The risk of emergency cesarean section after failure of vaginal delivery according to prepregnancy body mass index or gestational weight gain by the 2009 Institute of Medicine guidelines.

Research paper by Ha Yan HY Kwon, Ja-Young JY Kwon, Yong Won YW Park, Young-Han YH Kim

Indexed on: 21 May '16Published on: 21 May '16Published in: Obstetrics & gynecology science


To evaluate the risk of emergency cesarean section according to the prepregnancy body mass index (BMI) and gestational weight gain per the 2009 Institute of Medicine guidelines.A retrospective analysis of data from 2,765 women with singleton full-term births (2009 to 2012) who attempted a vaginal delivery was conducted. Pregnancies with preeclampsia, chronic hypertension, diabetes, planned cesarean section, placenta previa, or cesarean section due to fetal anomalies or intrauterine growth restriction were excluded. Odds ratios (ORs) and confidence intervals (CIs) for emergency cesarean section were calculated after adjusting for prepregnancy BMI or gestational weight gain.Three-hundred and fifty nine (13.0%) women underwent emergency cesarean section. The adjusted OR for overweight, obese, and extremely obese women indicated a significantly increased risk of cesarean delivery. Gestational weight gain by Institute of Medicine guidelines was not associated with an increased risk of cesarean delivery.
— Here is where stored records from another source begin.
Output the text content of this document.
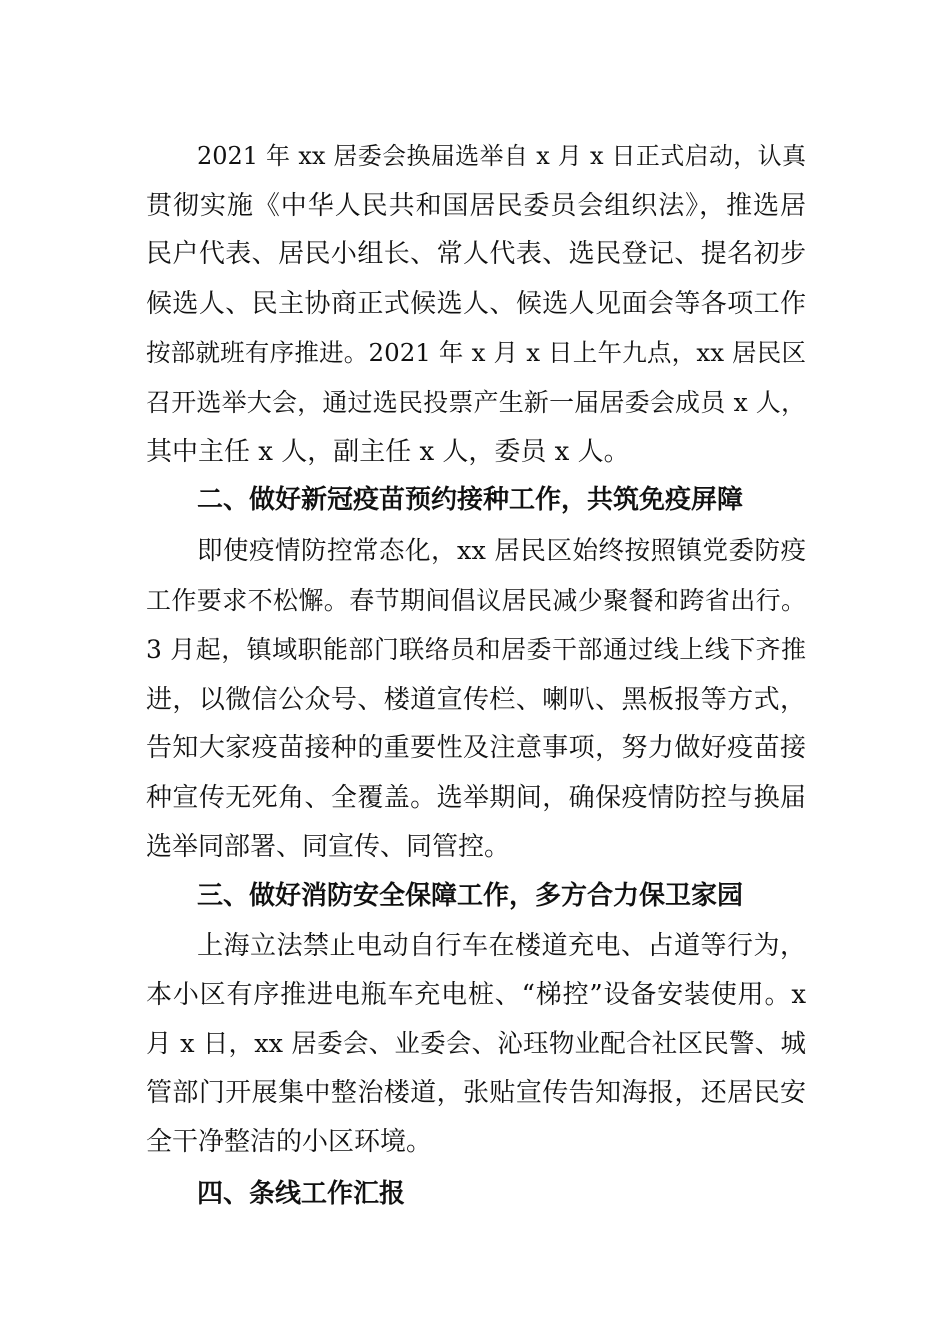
2021 年 xx 居委会换届选举自 x 月 x 日正式启动，认真
贯彻实施《中华人民共和国居民委员会组织法》，推选居
民户代表、居民小组长、常人代表、选民登记、提名初步
候选人、民主协商正式候选人、候选人见面会等各项工作
按部就班有序推进。2021 年 x 月 x 日上午九点，xx 居民区
召开选举大会，通过选民投票产生新一届居委会成员 x 人，
其中主任 x 人，副主任 x 人，委员 x 人。
二、做好新冠疫苗预约接种工作，共筑免疫屏障
即使疫情防控常态化，xx 居民区始终按照镇党委防疫
工作要求不松懈。春节期间倡议居民减少聚餐和跨省出行。
3 月起，镇域职能部门联络员和居委干部通过线上线下齐推
进，以微信公众号、楼道宣传栏、喇叭、黑板报等方式，
告知大家疫苗接种的重要性及注意事项，努力做好疫苗接
种宣传无死角、全覆盖。选举期间，确保疫情防控与换届
选举同部署、同宣传、同管控。
三、做好消防安全保障工作，多方合力保卫家园
上海立法禁止电动自行车在楼道充电、占道等行为，
本小区有序推进电瓶车充电桩、“梯控”设备安装使用。x
月 x 日，xx 居委会、业委会、沁珏物业配合社区民警、城
管部门开展集中整治楼道，张贴宣传告知海报，还居民安
全干净整洁的小区环境。
四、条线工作汇报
However, inadequate and excessive weight gain in obese women was highly associated with an increased risk of emergency cesarean section, compared to these in normal BMI (OR, 5.56; 95% CI, 1.36 to 22.72; OR, 3.63; 95% CI, 1.05 to 12.54; respectively), while there was no significant difference between normal BMI and obese women with adequate weight gain.Obese women should be provided special advice before and during pregnancy for controlling weight and careful consideration should be needed at the time of vaginal delivery to avoid emergency cesarean section.